From the outset a bias is evident: as the viewer, we are to assume the role of judge, passing judgement on the scouts and agents that can be seen promising the world to young and innocent models as they are paraded around like cattle in a market. In fact, without such direction it would be hard not to see this world in a negative light; frail and skinny children appear to be exploited for the financial gain of westerners and hard-headed Siberian and Japanese businessmen. Nonetheless, even with such strong conviction in its angle and its take on a somewhat hidden world, a few issues arise that detract from Girl Model's overriding impact on the audience.

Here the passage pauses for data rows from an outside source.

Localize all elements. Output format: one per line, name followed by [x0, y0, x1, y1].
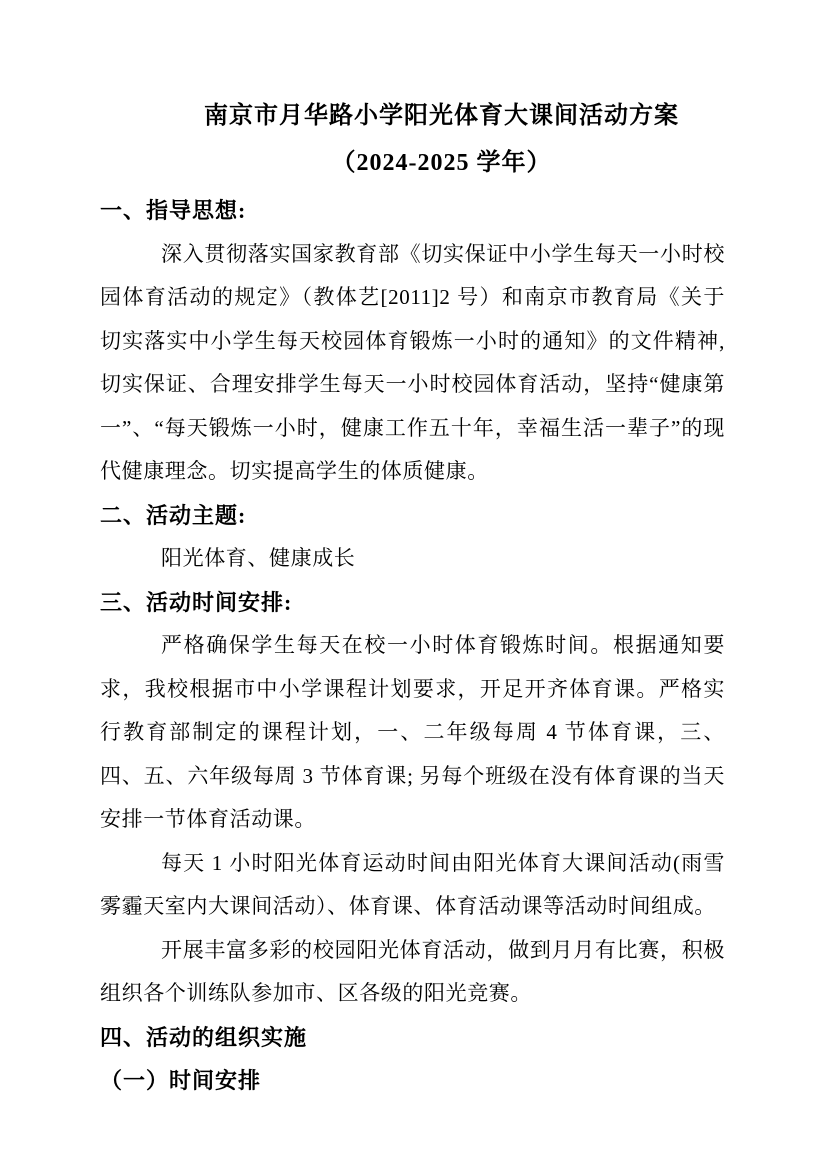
section-4-subheading-1: （一）时间安排 — [100, 1068, 262, 1093]
section-1-paragraph-1: 深入贯彻落实国家教育部《切实保证中小学生每天一小时校园体育活动的规定》（教体艺[2011]2 号）和南京市教育局《关于切实落实中小学生每天校园体育锻炼一小时的通知》的文件精神,切实保证、合理安排学生每天一小时校园体育活动，坚持“健康第一”、“每天锻炼一小时，健康工作五十年，幸福生活一辈子”的现代健康理念。切实提高学生的体质健康。 — [100, 241, 725, 483]
section-2-heading: 二、活动主题: — [100, 502, 247, 528]
section-2-paragraph-1: 阳光体育、健康成长 — [161, 546, 356, 570]
document-body — [100, 189, 725, 1103]
document-title: 南京市月华路小学阳光体育大课间活动方案 — [204, 103, 679, 129]
section-1-heading: 一、指导思想: — [100, 198, 247, 223]
title-block — [0, 93, 827, 187]
section-4-heading: 四、活动的组织实施 — [100, 1024, 308, 1050]
document-subtitle: （2024-2025 学年） — [331, 150, 552, 176]
section-3-paragraph-3: 开展丰富多彩的校园阳光体育活动，做到月月有比赛，积极组织各个训练队参加市、区各级的阳光竞赛。 — [100, 937, 725, 1005]
section-3-heading: 三、活动时间安排: — [100, 589, 293, 615]
section-3-paragraph-2: 每天 1 小时阳光体育运动时间由阳光体育大课间活动(雨雪雾霾天室内大课间活动）、体育课、体育活动课等活动时间组成。 — [100, 850, 725, 918]
section-3-paragraph-1: 严格确保学生每天在校一小时体育锻炼时间。根据通知要求，我校根据市中小学课程计划要求，开足开齐体育课。严格实行教育部制定的课程计划，一、二年级每周 4 节体育课，三、四、五、六年级每周 3 节体育课; 另每个班级在没有体育课的当天安排一节体育活动课。 — [100, 633, 725, 831]
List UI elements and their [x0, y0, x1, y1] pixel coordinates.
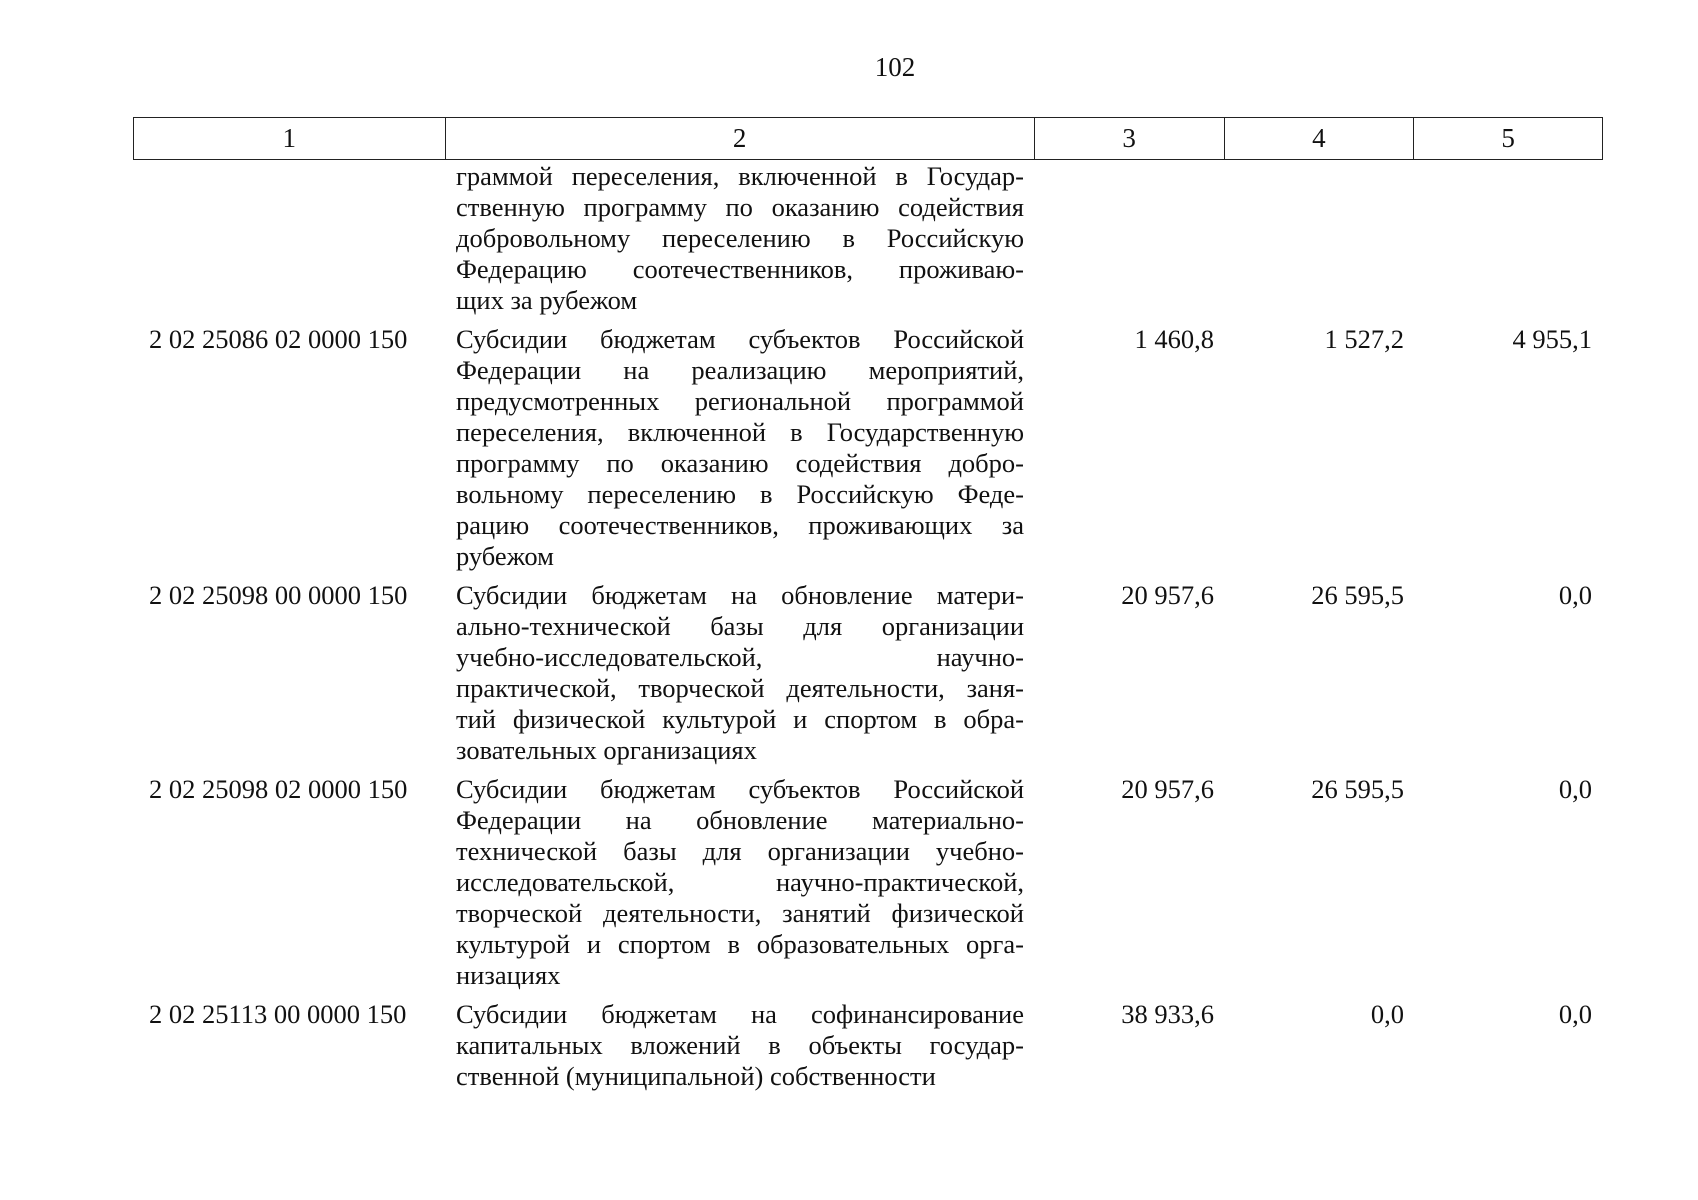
- row-value-col4: 26 595,5: [1311, 774, 1404, 804]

What Girl Model does provide however, is an expose of the exploitative world of model trafficking in the region; the young girls that get caught in its web and the families that support them see it as a way out of the relative poverty they endure every day, and as a result they commit to contracts they do not even understand, essentially binding their children to work that rarely delivers on its promise of riches and a better quality of life.
One of the successes of Girl Model is its incisive portrayal of the traumatic experiences of Nadya, who despite being obviously intelligent beyond her years is still very naïve and innocent. Arriving in Tokyo alone, it becomes immediately apparent that she is unaware as to what she has let herself in for; almost immediately the film's crew have to step in to help her get to her hotel, leaving us, the audience, somewhat relieved at their presence.
Regardless, Girl Model's failings mean that its potential impact was quelled, leaving a long list of questions. Ultimately, it features a profoundly interesting story, with harrowing and distressing undertones but the film's inability to press issues further and delve deeper into its subject matter makes it somewhat of a rubber stamp.